A memorable journey

Looking at Boadicea’s poppies and thinking of Remembrance Day tomorrow made me realise that our hasty trip to France last month took us past many a signpost with names from both the First and Second World Wars.

Sliding down the eastern side of France, so we could easily reach a frontier if the fuel situation got too bad because of all the strikes, we saw both the Angel of Vimy and the basilica of Notre Dame de Loretto, the largest French war cemetery, from the motorway. Our route then took us across the rivers and departments forever associated with dreadful loss of life, the Somme and the Marne.

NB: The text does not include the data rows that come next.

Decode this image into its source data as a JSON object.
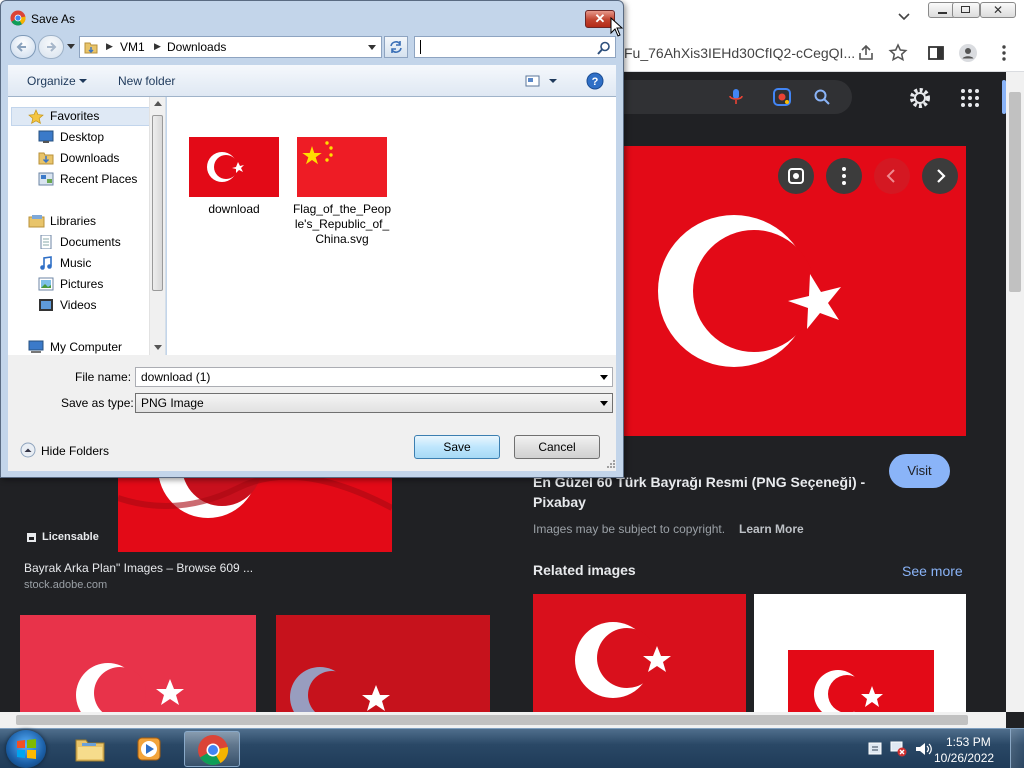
{
  "browser": {
    "url_fragment": "Fu_76AhXis3IEHd30CfIQ2-cCegQI...",
    "colors": {
      "page_bg": "#202124",
      "accent": "#8ab4f8",
      "visit_bg": "#8ab4f8"
    }
  },
  "results_left": [
    {
      "badge": "Licensable",
      "title": "Bayrak Arka Plan\" Images – Browse 609 ...",
      "source": "stock.adobe.com"
    }
  ],
  "preview": {
    "title_line1": "En Güzel 60 Türk Bayrağı Resmi (PNG Seçeneği) -",
    "title_line2": "Pixabay",
    "copyright": "Images may be subject to copyright.",
    "learn_more": "Learn More",
    "visit_label": "Visit",
    "related_heading": "Related images",
    "see_more": "See more"
  },
  "dialog": {
    "title": "Save As",
    "breadcrumb": [
      "VM1",
      "Downloads"
    ],
    "toolbar": {
      "organize": "Organize",
      "new_folder": "New folder"
    },
    "nav": {
      "favorites_header": "Favorites",
      "favorites": [
        "Desktop",
        "Downloads",
        "Recent Places"
      ],
      "libraries_header": "Libraries",
      "libraries": [
        "Documents",
        "Music",
        "Pictures",
        "Videos"
      ],
      "computer": "My Computer"
    },
    "files": [
      {
        "name": "download",
        "flag": "turkey"
      },
      {
        "name_lines": [
          "Flag_of_the_Peop",
          "le's_Republic_of_",
          "China.svg"
        ],
        "flag": "china"
      }
    ],
    "file_name_label": "File name:",
    "file_name_value": "download (1)",
    "save_type_label": "Save as type:",
    "save_type_value": "PNG Image",
    "hide_folders": "Hide Folders",
    "save_label": "Save",
    "cancel_label": "Cancel"
  },
  "taskbar": {
    "time": "1:53 PM",
    "date": "10/26/2022"
  }
}
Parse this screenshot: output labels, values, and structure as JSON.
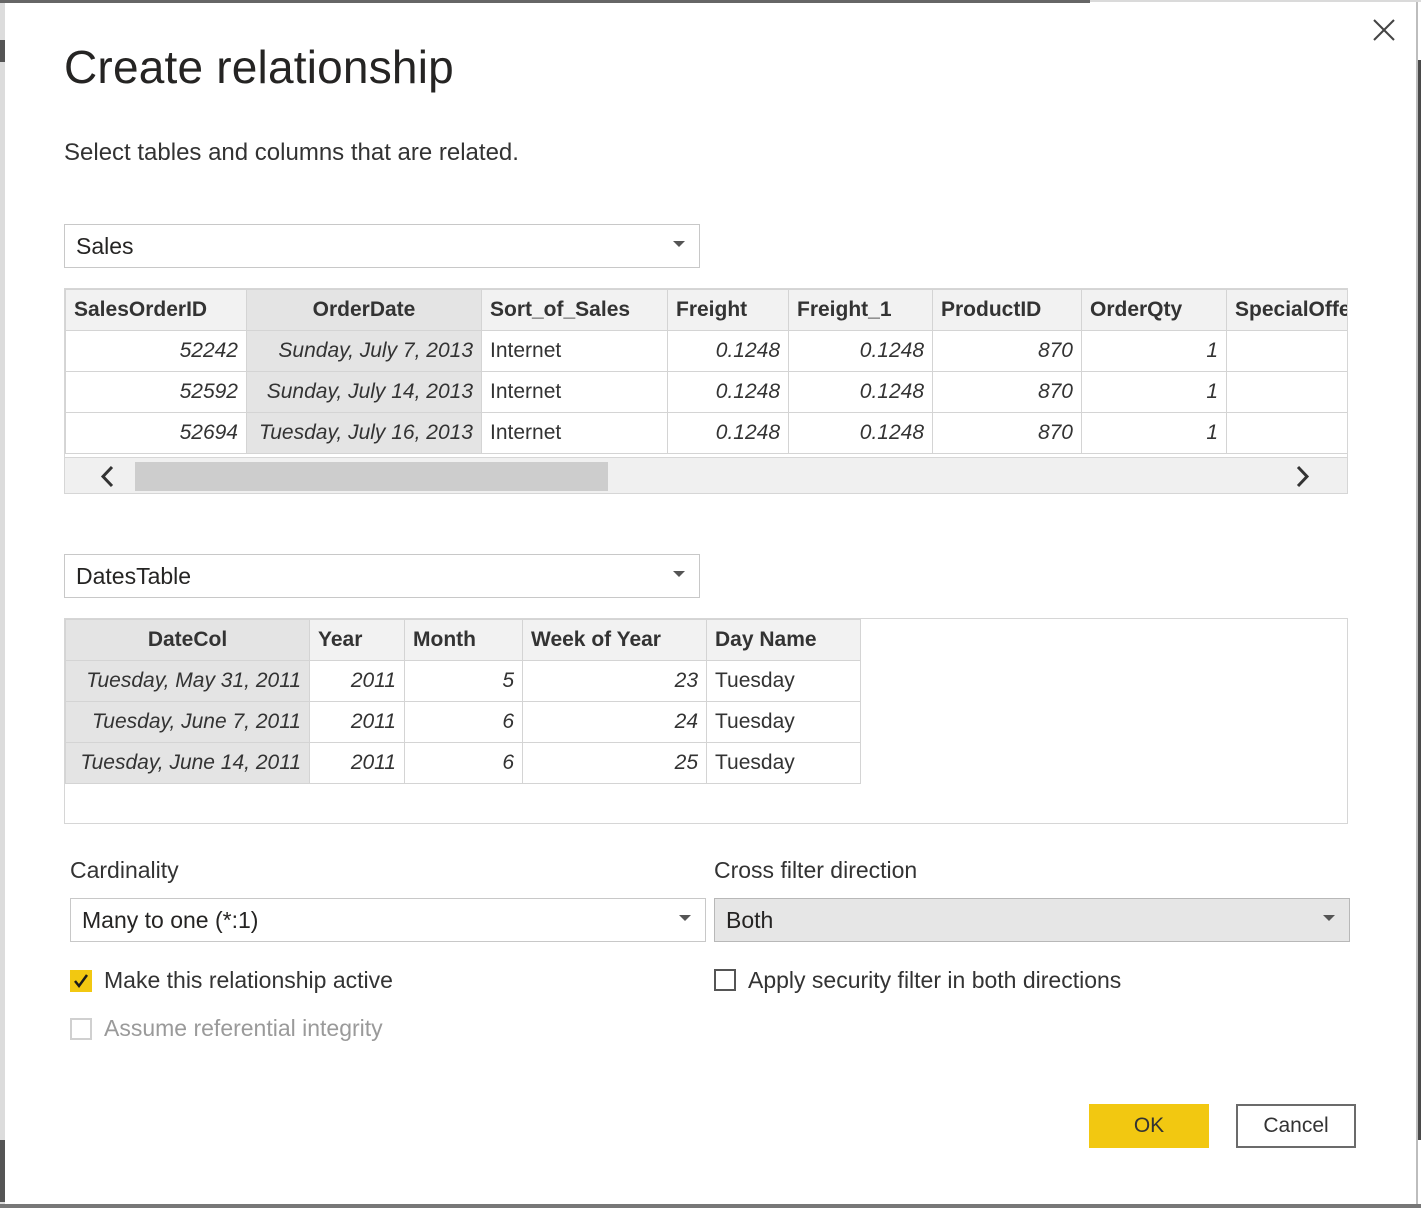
{
  "dialog": {
    "title": "Create relationship",
    "subtitle": "Select tables and columns that are related.",
    "close_icon": "close-icon"
  },
  "table1": {
    "selected": "Sales",
    "columns": [
      "SalesOrderID",
      "OrderDate",
      "Sort_of_Sales",
      "Freight",
      "Freight_1",
      "ProductID",
      "OrderQty",
      "SpecialOffe"
    ],
    "rows": [
      [
        "52242",
        "Sunday, July 7, 2013",
        "Internet",
        "0.1248",
        "0.1248",
        "870",
        "1",
        ""
      ],
      [
        "52592",
        "Sunday, July 14, 2013",
        "Internet",
        "0.1248",
        "0.1248",
        "870",
        "1",
        ""
      ],
      [
        "52694",
        "Tuesday, July 16, 2013",
        "Internet",
        "0.1248",
        "0.1248",
        "870",
        "1",
        ""
      ]
    ],
    "selected_column": "OrderDate"
  },
  "table2": {
    "selected": "DatesTable",
    "columns": [
      "DateCol",
      "Year",
      "Month",
      "Week of Year",
      "Day Name"
    ],
    "rows": [
      [
        "Tuesday, May 31, 2011",
        "2011",
        "5",
        "23",
        "Tuesday"
      ],
      [
        "Tuesday, June 7, 2011",
        "2011",
        "6",
        "24",
        "Tuesday"
      ],
      [
        "Tuesday, June 14, 2011",
        "2011",
        "6",
        "25",
        "Tuesday"
      ]
    ],
    "selected_column": "DateCol"
  },
  "cardinality": {
    "label": "Cardinality",
    "value": "Many to one (*:1)"
  },
  "cross_filter": {
    "label": "Cross filter direction",
    "value": "Both"
  },
  "options": {
    "active": {
      "label": "Make this relationship active",
      "checked": true
    },
    "referential": {
      "label": "Assume referential integrity",
      "checked": false,
      "disabled": true
    },
    "security": {
      "label": "Apply security filter in both directions",
      "checked": false
    }
  },
  "buttons": {
    "ok": "OK",
    "cancel": "Cancel"
  },
  "colors": {
    "accent": "#f2c811",
    "selected_column_bg": "#e4e4e4"
  }
}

The return journey started with a view of Mont Agel overlooking the Mediterranean, the last French fortress in the Maginot Line. The big guns there managed to take out the station at Ventimiglia, slightly holding up the Italian invasion of the south of France in the Second World War. A motorway sign to Vesoul in the Franche-Comte reminded me it was one of the first French towns to be bombarded by the Germans in 1940, driving thousands of refugees on to the roads. Past Nancy and Metz into Luxembourg, where fuel was not only plentiful but cheap. Then into the Belgian Ardennes, with the beautiful forests,too good at concealing Panzer divisions. Signposts to Bastogne. Farther north came the signs for Ypres/Ieper, back to memorials of the First War.

Tomorrow is a public holiday in France and wreaths will be laid at countless war cemeteries and at war memorials in every town and village.

We shall remember them.

One thought on “A memorable journey”

  1. Yes, I recall driving across Flanders on biz many years ago and noticing so many towns with dreadful names. The trees had all grown again of course but it was easy to recognise how the ladscape had been scarred by war.